“From Zion, perfect in beauty, God shines forth.” Psalm 50:2
Our souls feel a thrill when we’re watching the sunrise over Atlantic sands, a child laughing at a birthday party, or a butterfly pulsing its wings on bluebonnets. Seeing something good or beautiful affects us at the deepest level, bringing a rush of life and excitement. Why is this the case? Because God Himself is the source of all beauty. Whenever we see something beautiful in this world, it reminds us of the beauty of our Creator.
Jonathan Edwards, the eighteenth century American Puritan reformer, once wrote a book called Altogether Lovely. He took the title from Song of Songs 4:7, where the lover says of his beloved, “You are altogether beautiful.” For Edwards, this was a perfect description of Jesus—not a physical description, but a character portrait. The various aspects of Jesus’ life and ministry were, for Edwards, the most perfect example of beauty. Since we see the “glory of God in the face of Jesus Christ” (2 Corinthians 4:6 esv), Edwards believed that people who understood the life and character of Jesus would be compelled to view Him as the most beautiful of objects, worthy of adoration and complete devotion. But was Jonathan Edwards right? Is God really “altogether beautiful”? The biblical writers thought so.

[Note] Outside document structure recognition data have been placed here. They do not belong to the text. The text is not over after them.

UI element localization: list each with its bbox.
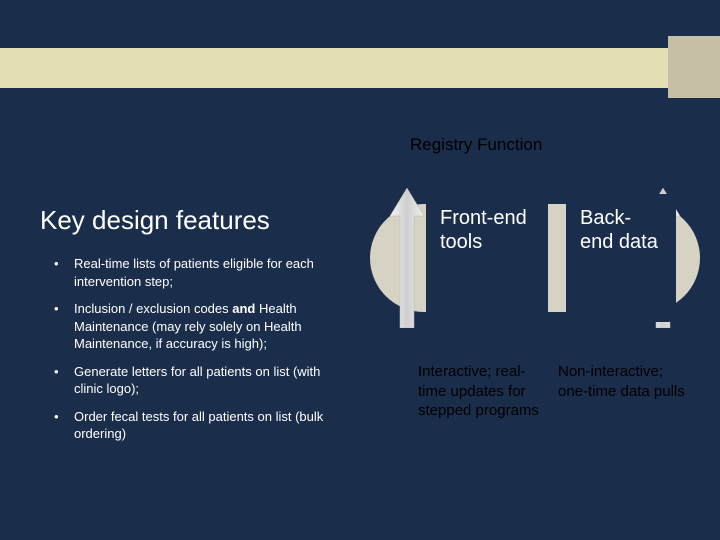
up-arrow-left-icon — [390, 188, 424, 328]
bullet-item: Generate letters for all patients on lis… — [50, 363, 350, 398]
bullet-bold: and — [232, 301, 255, 316]
description-row: Interactive; real-time updates for stepp… — [418, 362, 718, 421]
top-right-accent-block — [668, 36, 720, 98]
bullet-text: Generate letters for all patients on lis… — [74, 364, 320, 397]
registry-diagram: Front-end tools Back-end data — [370, 188, 700, 338]
feature-bullet-list: Real-time lists of patients eligible for… — [50, 255, 350, 453]
bullet-item: Real-time lists of patients eligible for… — [50, 255, 350, 290]
bullet-text: Real-time lists of patients eligible for… — [74, 256, 314, 289]
top-accent-bar — [0, 48, 720, 88]
left-heading: Key design features — [40, 205, 270, 236]
bullet-item: Order fecal tests for all patients on li… — [50, 408, 350, 443]
bullet-text: Order fecal tests for all patients on li… — [74, 409, 323, 442]
frontend-card-label: Front-end tools — [440, 207, 527, 253]
frontend-description: Interactive; real-time updates for stepp… — [418, 362, 558, 421]
section-title: Registry Function — [410, 135, 542, 155]
backend-card: Back-end data — [566, 194, 676, 322]
bullet-item: Inclusion / exclusion codes and Health M… — [50, 300, 350, 353]
frontend-card: Front-end tools — [426, 194, 548, 322]
backend-card-label: Back-end data — [580, 207, 658, 253]
backend-description: Non-interactive; one-time data pulls — [558, 362, 698, 421]
bullet-prefix: Inclusion / exclusion codes — [74, 301, 232, 316]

In the Bible, the beauty of God is so perfect that it is likened to the shining of the sun. In Psalm 50:2 the psalmist writes, “From Zion, perfect in beauty, God shines forth.” In Numbers 6:25 Moses calls down God’s blessing on the people and asks Him to make his face shine upon them. Numerous psalmists picked up the theme of God’s face shining like the sun, blessing His people. The same brilliance described God’s glory (Psalm 80), God’s teaching ministry (Psalm 119:135), and His vengeance upon His enemies (Psalm 94:1). In Isaiah 60:1, the prophet writes, “Arise, shine, for your light has come, and the glory of the Lord rises upon you.” In the new heavens and the new earth, the beauty of God’s glory is so powerful that “The city does not need the sun or the moon to shine on it, for the glory of God gives it light, and the Lamb is its lamp” (Revelation 21:23).
Does the idea of God’s shining beauty resonate with you? If you have ever fallen in love, do you remember how that person’s face drew you toward them when you saw them? Everything they did seemed creative and kind. Aspects of their character made them even more beautiful in your eyes. After spending time in their presence, you felt joyful and more alive. Or recall the love you felt when you first saw your newborn child, or the fullness of your heart after spending a weekend with your best friends. That is a microscopic reflection of the blazing sun of God’s beauty, a beauty and holiness so burningly perfect that it caused the face of Moses to glow when he returned from spending time with God (Exodus 34:33–35). It is a beauty that only grows greater the longer we consider it.